Secara kualitas SDM pun kita harus banyak mengelus dada dan menghela nafas panjang. Jangankan petugas di lapangan yang duduk manis menjaga konter-konter zakat di berbagai pojok mal, pimpinan dan pejabat teras institusi amil zakat itu pun seringkali orang yang justru tidak tahu menahu urusan syariat zakat. Sehingga kebijakan-kebijakan dalam pengelolaan zakat, seringkali justru kontradiksi dan bertentangan 180 derajat dengan hukum-hukum zakat itu sendiri.

Kalau mereka ditanya, kenapa begini dan begitu, jawabannya selalu mengambang, tidak jelas, dan hanya sekedar ikut-ikutan institusi lain belaka. Mereka tidak pernah secara khusus mengaji dan kuliah syariah dengan langsung menelaah kitab-kitab syariah, atau menghadirkan ulama yang ahli dalam bidang fiqih zakat. Itu di level pimpinan, lantas bagaimana di level operator dan pelaksana lapangan?
Tentu keadaannya jauh lebih menyedihkan. Padahal di tangan mereka ada bermilyar dana umat, yang secara lugu merasa sudah menggugurkan kewajiban sebagai wajib zakat. Lantas, di akhirat nanti, bagaimana cara para amil zakat ini bertanggung-jawab di depan pengadilan Allah? Bagaimana mereka bisa lepas dari azab neraka, karenamengelola hak orang lain tanpa ilmu?

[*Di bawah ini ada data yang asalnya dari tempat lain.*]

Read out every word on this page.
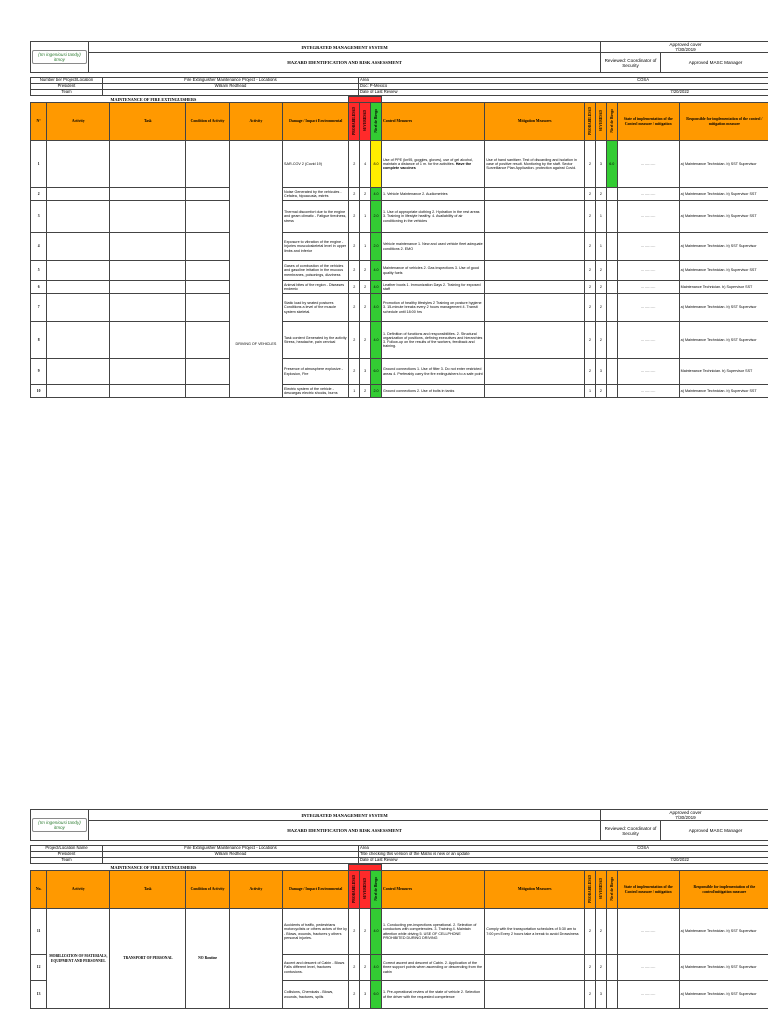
(Im ingeniousi tandy) itmoy	INTEGRATED MANAGEMENT SYSTEM	Approved cover
7/30/2019	
	HAZARD IDENTIFICATION AND RISK ASSESSMENT	Reviewed: Coordinator of Security	Approved MASC Manager

Number ber Project/Location	Fire Extinguisher Maintenance Project - Locations	Area COSA

President	William Redhead	Doc: P-Mexico
Team		Date of Last Review 7/20/2022
MAINTENANCE OF FIRE EXTINGUISHERS															
N°	Activity	Task	Condition of Activity	Activity	Damage / Impact Environmental	PROBABILIDAD	SEVERIDAD	Nivel de Riesgo	Control Measures	Mitigation Measures	PROBABILIDAD	SEVERIDAD	Nivel de Riesgo	State of implementation of the Control measure / mitigation	Responsible for implementation of the control / mitigation measure
1				DRIVING OF VEHICLES	SAR-COV 2 (Covid 19)	2	4	8.0	Use of PPE (kn95, goggles, gloves), use of gel alcohol, maintain a distance of 1 m. for the activities. Have the complete vaccines	Use of hand sanitizer. Test of discarding and isolation in case of positive result. Monitoring by the staff. Sector Surveillance Plan Application. protection against Covid.	2	3	6.0	…………	a) Maintenance Technician. b) SST Supervisor
2					Noise Generated by the vehicules - Cefalea, hipoacusia, estrés	2	2	4.0	1. Vehicle Maintenance 2. Audiometries		2	2		…………	a) Maintenance Technician. b) Supervisor SST
3					Thermal discomfort due to the engine and geam climatic - Fatigue tiredness, stress	2	1	2.0	1. Use of appropriate clothing 2. Hydration in the rest areas 3. Training in lifestyle healthy. 4. Availability of air conditioning in the vehicles		2	1		…………	a) Maintenance Technician. b) Supervisor SST
4					Exposure to vibration of the engine - Injuries musculoskeletal level in upper limbs and inferior	2	1	2.0	Vehicle maintenance 1. New and used vehicle fleet adequate conditions 2. EMO		2	1		…………	a) Maintenance Technician. b) SST Supervisor
5					Gases of combustion of the vehicles and gasoline irritation in the mucous membranes, poisonings, dizziness	2	2	4.0	Maintenance of vehicles 2. Gas inspections 3. Use of good quality fuels		2	2		…………	a) Maintenance Technician. b) Supervisor SST
6					Animal bites of the region - Diseases endemic	2	2	4.0	Leather boots 1. Immunization Days 2. Training for exposed staff		2	2		…………	Maintenance Technician. b) Supervisor SST
7					Static load by seated postures Conditions a level of the muscle system skeletal.	2	2	4.0	Promotion of healthy lifestyles 2 Training on posture hygiene 3. 15-minute breaks every 2 hours management 4. Transit schedule until 18:00 hrs		2	2		…………	a) Maintenance Technician. b) SST Supervisor
8					Task content Generated by the activity Stress, headache, pain cervical	2	2	4.0	1. Definition of functions and responsibilities. 2. Structural organization of positions, defining executives and hierarchies 3. Follow-up on the results of the workers, feedback and training.		2	2		…………	a) Maintenance Technician. b) SST Supervisor
9					Presence of atmosphere explosive - Explosion, Fire	2	3	6.0	Ground connections 1. Use of filter 3. Do not enter restricted areas 4. Preferably carry the fire extinguishers to a safe point		2	3		…………	Maintenance Technician. b) Supervisor SST
10					Electric system of the vehicle - descargas electric shocks, burns	1	2	2.0	Ground connections 2. Use of bolts in tanks		1	2		…………	a) Maintenance Technician. b) Supervisor SST
(Im ingeniousi tandy) itmoy	INTEGRATED MANAGEMENT SYSTEM	Approved cover
7/30/2019	
	HAZARD IDENTIFICATION AND RISK ASSESSMENT	Reviewed: Coordinator of Security	Approved MASC Manager

Project/Location Name	Fire Extinguisher Maintenance Project - Locations	Area COSA

President	William Redhead	Title checking this version of the Matrix is new or an update
Team		Date of Last Review 7/20/2022
MAINTENANCE OF FIRE EXTINGUISHERS															
No.	Activity	Task	Condition of Activity	Activity	Damage / Impact Environmental	PROBABILIDAD	SEVERIDAD	Nivel de Riesgo	Control Measures	Mitigation Measures	PROBABILIDAD	SEVERIDAD	Nivel de Riesgo	State of implementation of the Control measure / mitigation	Responsible for implementation of the control/mitigation measure
11	MOBILIZATION OF MATERIALS, EQUIPMENT AND PERSONNEL	TRANSPORT OF PERSONAL	NO Routine		Accidents of traffic, pedestrians motorcyclists or others actors of the ky - Blows, wounds, fractures y others personal injuries.	2	2	4.0	1. Conducting pre-inspections operational. 2. Selection of conductors with competencies. 3. Training 4. Maintain attention while driving 5. USE OF CELLPHONE PROHIBITED DURING DRIVING	Comply with the transportation schedules of 5:30 am to 7:00 pm Every 2 hours take a break to avoid Drowsiness	2	2		…………	a) Maintenance Technician. b) SST Supervisor
12					Ascent and descent of Cabin - Blows Falls different level, fractures contusions.	2	2	4.0	Correct ascent and descent of Cabin. 2. Application of the three support points when ascending or descending from the cabin		2	2		…………	a) Maintenance Technician. b) SST Supervisor
13					Collisions, Chemicals - Blows, wounds, fractures, spills	2	3	6.0	1. Pre-operational review of the state of vehicle 2. Selection of the driver with the requested competence		2	3		…………	a) Maintenance Technician. b) SST Supervisor
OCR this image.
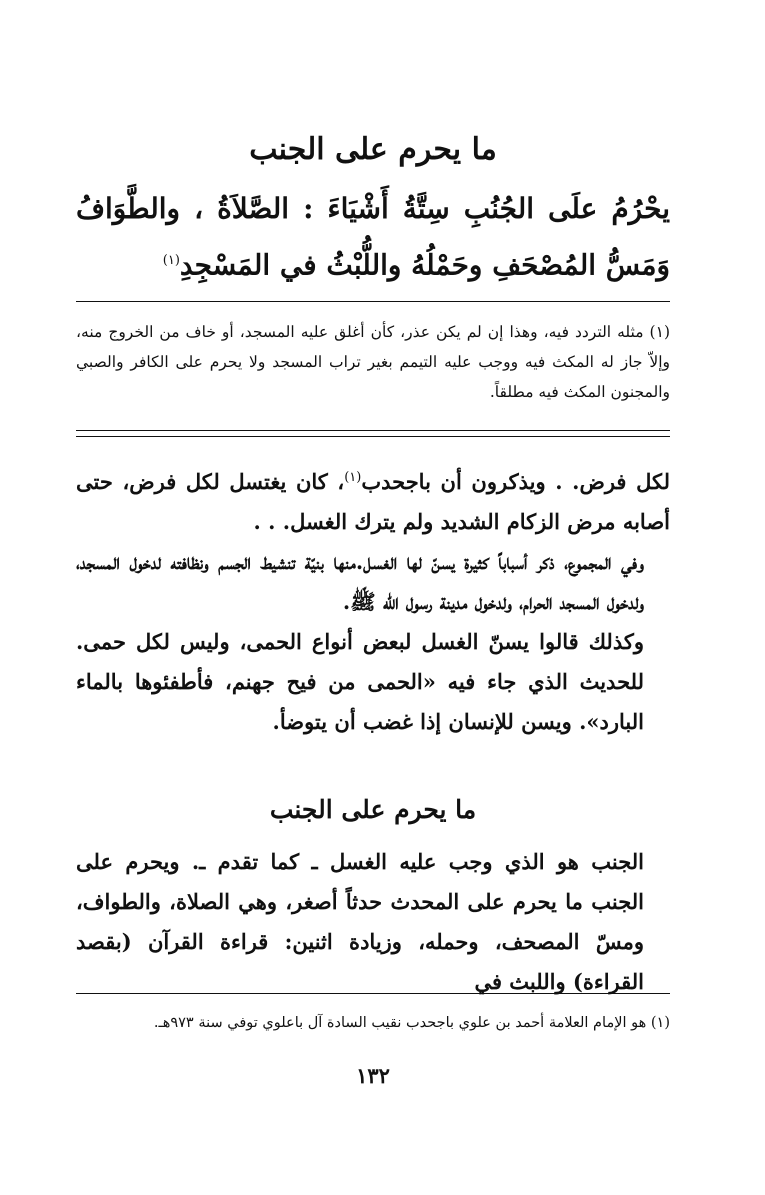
ما يحرم على الجنب
يحْرُمُ علَى الجُنُبِ سِتَّةُ أَشْيَاءَ : الصَّلاَةُ ، والطَّوَافُ وَمَسُّ المُصْحَفِ وحَمْلُهُ واللُّبْثُ في المَسْجِدِ$^{(١)}$
(١) مثله التردد فيه، وهذا إن لم يكن عذر، كأن أغلق عليه المسجد، أو خاف من الخروج منه، وإلاّ جاز له المكث فيه ووجب عليه التيمم بغير تراب المسجد ولا يحرم على الكافر والصبي والمجنون المكث فيه مطلقاً.

لكل فرض. . ويذكرون أن باجحدب$^{(١)}$، كان يغتسل لكل فرض، حتى أصابه مرض الزكام الشديد ولم يترك الغسل. . .

وفي المجموع، ذكر أسباباً كثيرة يسنّ لها الغسل.منها بنيّة تنشيط الجسم ونظافته لدخول المسجد، ولدخول المسجد الحرام، ولدخول مدينة رسول الله ﷺ.

وكذلك قالوا يسنّ الغسل لبعض أنواع الحمى، وليس لكل حمى. للحديث الذي جاء فيه «الحمى من فيح جهنم، فأطفئوها بالماء البارد». ويسن للإنسان إذا غضب أن يتوضأ.

ما يحرم على الجنب

الجنب هو الذي وجب عليه الغسل ـ كما تقدم ـ. ويحرم على الجنب ما يحرم على المحدث حدثاً أصغر، وهي الصلاة، والطواف، ومسّ المصحف، وحمله، وزيادة اثنين: قراءة القرآن (بقصد القراءة) واللبث في

(١) هو الإمام العلامة أحمد بن علوي باجحدب نقيب السادة آل باعلوي توفي سنة ٩٧٣هـ.
١٣٢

3. Disalurkan Kepada Yang di Luar Mustahik
Kesalahan yang juga amat fatal dan seringkali melanda para pemungut dan pengelola harta zakat adalah penyaluran harta zakat di luar dari apa yang telah ditetapkan Allah SWT dan Rasulullah SAW.

Berbeda dengan ragam ibadah maliyah lainnya, syariat Islam membatasi alokasi harta zakat hanya untuk kalangan tertentu saja.

Ketentuan ini tentu saja bukan hasil ijtihad dari para ulama, namun ketentuan ini langsung datang dari Allah SWT yang difirmankannya lewat ayat Al-Quran.

إِنَّمَا الصَّدَقَاتُ لِلْفُقَرَاءِ وَالْمَسَاكِيْنِ وَالْعَامِلِيْنَ عَلَيْهَا وَالْمُؤَلَّفَةِ قُلُوبُهُمْ وَفِى الرِّقَابِ وَالْغَارِمِيْنَ وَفِى سَبِيْلِ اللّٰهِ وَابْنِ السَّبِيْلِ فَرِيضَةً مِنَ اللّٰهِ وَاللّٰهُ عَلِيْمٌ حَكِيْمٌ
Sesungguhnya zakat-zakat itu, hanyalah untuk orang-orang fakir, orang-orang miskin, pengurus-pengurus zakat, para mu'allaf yang dibujuk hatinya, untuk budak, orang-orang yang berhutang, untuk jalan Allah dan untuk mereka yuang sedang dalam perjalanan, sebagai suatu ketetapan yang diwajibkan Allah, dan Allah Maha Mengetahui lagi Maha Bijaksana.(QS. At-Taubah : 60)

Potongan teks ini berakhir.